Quoziente familiare: agevolazioni anche su scuola e trasporti

Quoziente familiare, la sfida si avvicina al momento decisivo. Il provvedimento potrebbe entrare nel bilancio del Comune di Roma già alla fine di quest’anno. L’ultimo rapporto della Banca d’Italia denuncia il crollo del reddito medio familiare del 4 per cento fra il 2006 e il 2008, con il 20 per cento dei nuclei che non arrivano a 1.281 euro mensili, il 30 per cento indebitati.
Con il quoziente familiare la sfida è di garantire meno imposte e più facilitazioni alle famiglie numerose e con carichi sociali. Sul tema una proposta di delibera è stata presentata in Campidoglio a marzo dal capogruppo capitolino Udc Alessandro Onorato. Il provvedimento prevede un algoritmo che tiene in considerazione la presenza di figli a carico fino a 24 anni, di minori disabili, di invalidi fra il 74 e il 100 per cento o con indennità di accompagnamento, di anziani over 65, per riequilibrare non solo il carico fiscale, ma anche le tariffe e l’accesso ai servizi comunali (Metrebus, asili nido, ecc). Il Dipartimento capitolino alla scuola e quello alle politiche sociali hanno già dato parere favorevole.

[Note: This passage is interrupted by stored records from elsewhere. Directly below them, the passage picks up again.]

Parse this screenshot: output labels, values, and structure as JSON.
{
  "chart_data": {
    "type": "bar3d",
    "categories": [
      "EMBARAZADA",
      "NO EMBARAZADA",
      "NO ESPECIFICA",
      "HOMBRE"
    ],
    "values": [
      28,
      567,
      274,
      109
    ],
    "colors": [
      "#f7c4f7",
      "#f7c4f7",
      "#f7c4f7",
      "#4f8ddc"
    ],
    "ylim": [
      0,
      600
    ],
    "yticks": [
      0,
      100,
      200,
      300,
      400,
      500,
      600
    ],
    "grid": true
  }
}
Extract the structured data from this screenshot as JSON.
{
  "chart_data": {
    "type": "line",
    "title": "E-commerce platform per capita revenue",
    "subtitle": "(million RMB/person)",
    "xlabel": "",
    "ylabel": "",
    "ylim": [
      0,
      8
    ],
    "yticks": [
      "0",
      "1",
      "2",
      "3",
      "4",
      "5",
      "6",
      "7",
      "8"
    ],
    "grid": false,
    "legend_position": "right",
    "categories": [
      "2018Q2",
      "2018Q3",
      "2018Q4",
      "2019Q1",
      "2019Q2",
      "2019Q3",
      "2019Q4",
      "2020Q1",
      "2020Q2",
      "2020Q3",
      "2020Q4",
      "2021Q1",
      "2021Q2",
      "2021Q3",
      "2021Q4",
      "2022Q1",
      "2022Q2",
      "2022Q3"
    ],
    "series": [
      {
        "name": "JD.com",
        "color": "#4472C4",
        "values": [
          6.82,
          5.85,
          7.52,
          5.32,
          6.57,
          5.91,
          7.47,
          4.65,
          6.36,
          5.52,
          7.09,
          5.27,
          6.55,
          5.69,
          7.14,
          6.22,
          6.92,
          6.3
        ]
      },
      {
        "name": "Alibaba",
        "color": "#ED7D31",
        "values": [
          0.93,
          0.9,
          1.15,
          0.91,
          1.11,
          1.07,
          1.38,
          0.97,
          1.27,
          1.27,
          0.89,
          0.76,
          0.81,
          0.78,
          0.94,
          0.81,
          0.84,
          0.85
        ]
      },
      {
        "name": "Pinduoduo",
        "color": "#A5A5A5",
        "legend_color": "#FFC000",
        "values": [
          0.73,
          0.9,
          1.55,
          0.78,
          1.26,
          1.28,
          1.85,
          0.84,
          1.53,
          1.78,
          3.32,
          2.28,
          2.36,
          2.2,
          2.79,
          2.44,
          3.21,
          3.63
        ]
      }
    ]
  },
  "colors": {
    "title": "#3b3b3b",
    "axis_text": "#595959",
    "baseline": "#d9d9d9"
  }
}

«Con l’Udc c’è una sostanziale identità di vedute - ha assicurato ieri il sindaco Gianni Alemanno durante un work-shop presso la sede di Confcooperative -. Si tratta solo di vedere quali siano gli strumenti tecnici per realizzarla al meglio». Roma potrebbe essere la prima città in Italia a introdurre il quoziente familiare. Tant’è che nella proposta Onorato il progetto figura come Quoziente Roma. «Questa è una riforma a livello locale e nazionale - afferma il sindaco -. Le famiglie che hanno più componenti a carico è giusto che paghino meno tasse rispetto alle famiglie meno numerose o ai single. La vera riforma fiscale è questa». D’altra parte il clima è favorevole. A settembre, ha lasciato capire Alemanno, la maggioranza dovrebbe allargarsi al partito di Casini. La delibera Onorato affronta alcuni casi. Per una famiglia di 5 componenti formata da padre, madre, un pensionato di 76 anni e invalido al 70 per cento, un figlio di 25 anni e uno di 2 anni, oggi la tariffa per l’asilo nido è di 126,18 euro in base alle tabelle Isee. In base al Quoziente Roma domani sarebbe di 108,76 euro. Per un nucleo di padre, madre, figli di 21, 18 e 2 anni, il nido oggi costa 97,61 euro in base all’Isee mentre scenderebbe a 73,92 euro.
«In questo grave momento - ritiene Onorato - il quoziente familiare è una prima risposta seria e concreta alle grandi difficoltà che stanno attraversando i romani». D’accordo anche il delegato del sindaco alla casa Marco Visconti. «Quella di Onorato è una proposta interessante, perché specie in questo momento di crisi viene incontro alle famiglie - dice -. Ma anche molto concreta. Ora si tratterà di trovare la copertura finanziaria, ma ci auguriamo che il provvedimento possa entrare a pieno titolo nel prossimo bilancio comunale».
Al workshop hanno preso parte anche il segretario nazionale Udc Lorenzo Cesa con il coordinatore cittadino Francesco Carducci, l’assessore alla scuola Laura Marsilio, l’assessore al bilancio Maurizio Leo.